Preparing Thailand for the Workplace of the Future
Hosted by Mondelez International
On 30th March, nearly 30 HR Leaders from both global and local companies representing a variety of industries gathered at the Mondelez offices in Bangkok to discuss ‘Successfully Managing Change: Preparing Thailand for the Workplace of the Future’.
Our host, Yosayut Sahawatcharin, Head of HR of Mondelez, started the meeting by taking the group through the Mondelez journey of change over the past few years. Yosayut identified the company’s drivers of change as: 1) Organisational Change Drivers, such as Leadership Transitions, M&A, Restructuring; 2) Macroeconomics: Customer Demographics, competitors with new technology-driven business models, new laws and regulations, and the political environment; and 3) Technological: Big Data, data-driven products and mobile capabilities.
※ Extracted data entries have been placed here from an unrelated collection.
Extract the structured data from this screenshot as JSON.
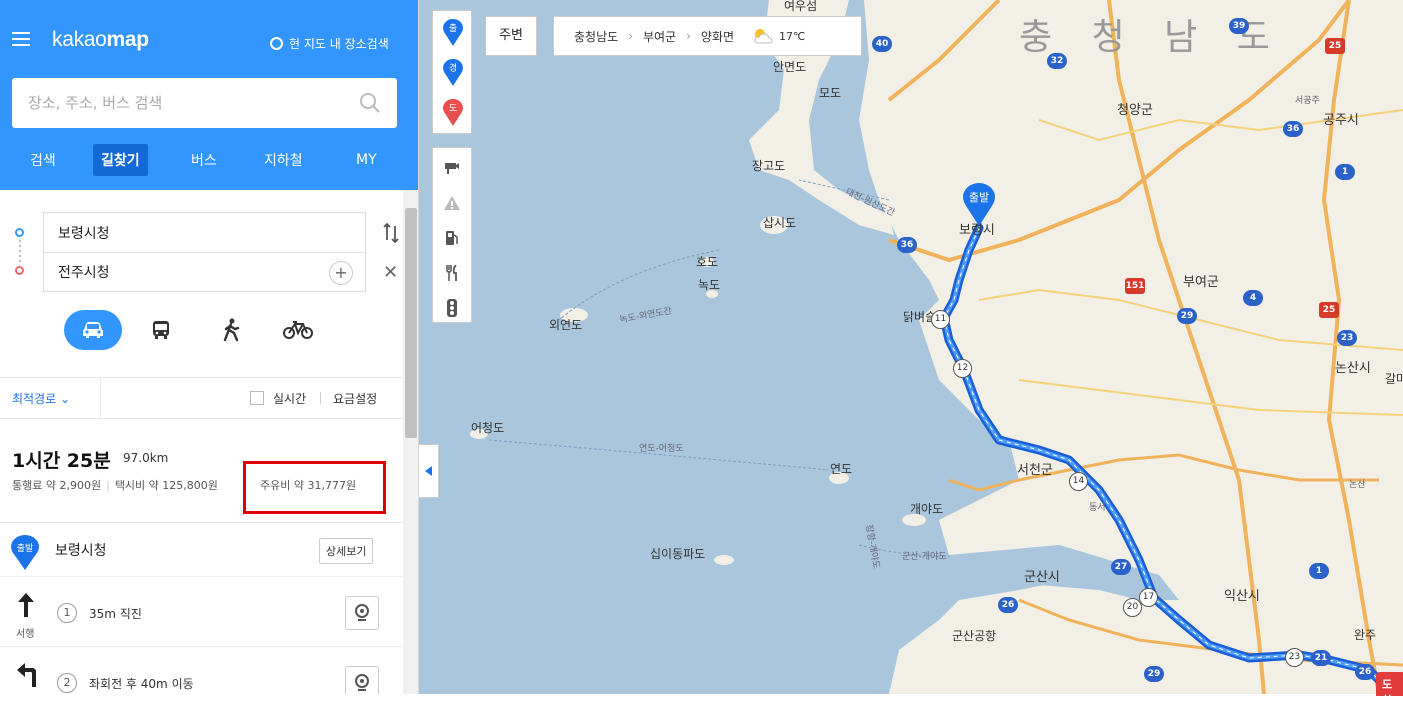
{
  "app": {
    "brand_light": "kakao",
    "brand_bold": "map",
    "map_search_label": "현 지도 내 장소검색"
  },
  "search": {
    "placeholder": "장소, 주소, 버스 검색"
  },
  "nav": {
    "tabs": [
      "검색",
      "길찾기",
      "버스",
      "지하철",
      "MY"
    ],
    "active": "길찾기"
  },
  "route": {
    "origin": "보령시청",
    "destination": "전주시청"
  },
  "modes": [
    "car-icon",
    "bus-icon",
    "walk-icon",
    "bike-icon"
  ],
  "options": {
    "sort": "최적경로",
    "realtime": "실시간",
    "fare_setting": "요금설정"
  },
  "summary": {
    "time": "1시간 25분",
    "distance": "97.0km",
    "toll": "통행료 약 2,900원",
    "taxi": "택시비 약 125,800원",
    "fuel": "주유비 약 31,777원"
  },
  "steps": {
    "start_badge": "출발",
    "start_name": "보령시청",
    "detail_button": "상세보기",
    "items": [
      {
        "num": "1",
        "text": "35m 직진",
        "direction": "서행"
      },
      {
        "num": "2",
        "text": "좌회전 후 40m 이동"
      }
    ]
  },
  "map_tools": {
    "start": "출",
    "via": "경",
    "dest": "도"
  },
  "map_top": {
    "around": "주변",
    "region1": "충청남도",
    "region2": "부여군",
    "region3": "양화면",
    "temp": "17℃"
  },
  "map_labels": {
    "province": "충 청 남 도",
    "places": [
      "여우섬",
      "안면도",
      "모도",
      "장고도",
      "삽시도",
      "호도",
      "녹도",
      "외연도",
      "어청도",
      "연도",
      "개야도",
      "십이동파도",
      "닭벼슬",
      "서천군",
      "군산시",
      "군산공항",
      "익산시",
      "청양군",
      "공주시",
      "부여군",
      "논산시",
      "보령시",
      "서공주",
      "동서",
      "논산",
      "완주",
      "갈마"
    ],
    "sea_routes": [
      "대천-원산도간",
      "녹도-외연도간",
      "연도-어청도",
      "군산-개야도",
      "장항-개야도"
    ],
    "start_pin": "출발",
    "end_pin": "도착"
  },
  "road_shields": [
    "40",
    "36",
    "32",
    "39",
    "25",
    "151",
    "4",
    "29",
    "25",
    "23",
    "11",
    "12",
    "14",
    "27",
    "17",
    "20",
    "26",
    "29",
    "23",
    "21",
    "26",
    "1",
    "1",
    "36"
  ],
  "colors": {
    "header": "#3396ff",
    "active_tab": "#1369d6",
    "route_line": "#1a73e8",
    "highlight": "#e00000",
    "sea": "#a9c6dd",
    "land": "#f2efe6"
  }
}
It was no surprise to see that the rate of change has nearly doubled in the last three years for the company, but what was really interesting was how this has affected employee performance. Yosayut told us that Mondelez found that the more frequent and/or drastic the changes, the more stress the employees felt, which had a negative impact on performance. As such, in what has become an ever-changing environment, HR has a much bigger and more important role to play in guiding the leaders to manage the pace of change in a way that limits the negative effects on performance.
Engagement in an Environment of Change: Communicate, Communicate, Communicate
The discussion then turned to Employee Engagement, which is always a concern in times of transition. Grace Munsayac, Country Director of HR for Yum Brands, shared the journey that her company has been through recently. Grace told us that HR at Yum Brands trains the business leaders specifically to help them adapt more quickly to change. The company encourages employees to be more aware of themselves and each other, and about how they are reacting to the changes the business is going through. She felt that this constant communication helped the employees and the management to embrace the changes more quickly, and Grace also emphasised the importance of using a simple enough message and communicating this to all levels. Yum Brands does regular town halls and recognises success, and through this regular engagement, employees feel that they are part of the journey the company is going through, and they take ownership to make it work for them.
Employee Engagement Survey? Get it Right
While much of the discussion focused on how to improve Employee Engagement, Matthew Grose, Head of Human Resources and Business Excellence from MSIG, shared that his company performs Engagement surveys bi-annually, and the scores are quite high. In his opinion, this is due to the longevity of the HR Leaders and how proactively engaged with the Business they have been over the years. He also made a very interesting point about the surveys themselves, which are often generic or western-centric. According to Matthew, cultural differences do affect the way the employees answer the surveys, which could be another reason that some of the scores were so unusually high. It is important to have local input and to customise Employee Engagements surveys for the market in which they are being used, if you want to gain relevant insights.
GE’s Constant Evolution
Sherman Ip, Organization & Talent Development Leader for Asia-Pacific with GE, shared with us the current changes happening at his company, which these days is all about change and growth. The four key catalysts that keep GE evolving are globalisation, the extremely interconnected world, a multi-generational workforce and technological changes. The company has moved away from feedback and annual performance reviews and instead has adopted a programme of constant ‘Insight’. The organisation has even developed an app for employees to share anonymous insight at anytime, which has helped to create a continuous performance dialogue, rather than a conversation that happens once a year.
In addition to these specific changes around performance evaluation, the larger landscape of the business has changed, as it was felt that the old model was too slow to adapt to the constantly changing business environment. The company was previously very hierarchal and relied on the executive team for timely and accurate decisions, which wasn’t always possible. Now GE has created a more linear structure, so the leaders have to learn and adapt more quickly, connecting with the right people in the organisation, in order to do this. This is a much more fluid and agile structure, which helps the company to adapt to changes in a much more timely way.
The Ever-Changing Landscape
And finally, Graham Tollit, and Vargin Yeke, both Directors at ChapmanCG shared the trends that the company is seeing globally. Graham shared that mankind has experienced more change within the past 10 years than in any 100 year period previously. Market disruption is happening faster and faster, as evidenced by the fact that only 57 of today’s Fortune 500 companies have appeared on the list every year since 1955. The principal effect of this is that leaders, both in HR and in the wider business, must be agile and open to repurposing assets and people to accommodate the changing markets.
Leaders of the future will need to have a global perspective, and they must have the ability to be connectors and influencers across borders. Millennials see social interaction via technology as a very natural extension of, or even a substitute for, in-person social interactions. As this group becomes ever more prevalent in the workforce, it will be interesting to see how influencing and engaging develops as a result. The most important qualities found in leaders today will be an on-going commitment to continual learning and leaning into the inevitable changes that are coming down the track.
We would like to thank first and foremost Yosayut Sahawatcharin and his team at Mondelez for showing us true Thai hospitality in hosting this wonderful event, as well as everyone who attended and contributed to making the discussions so informative and engaging. We look forward to our next Thailand event later this year.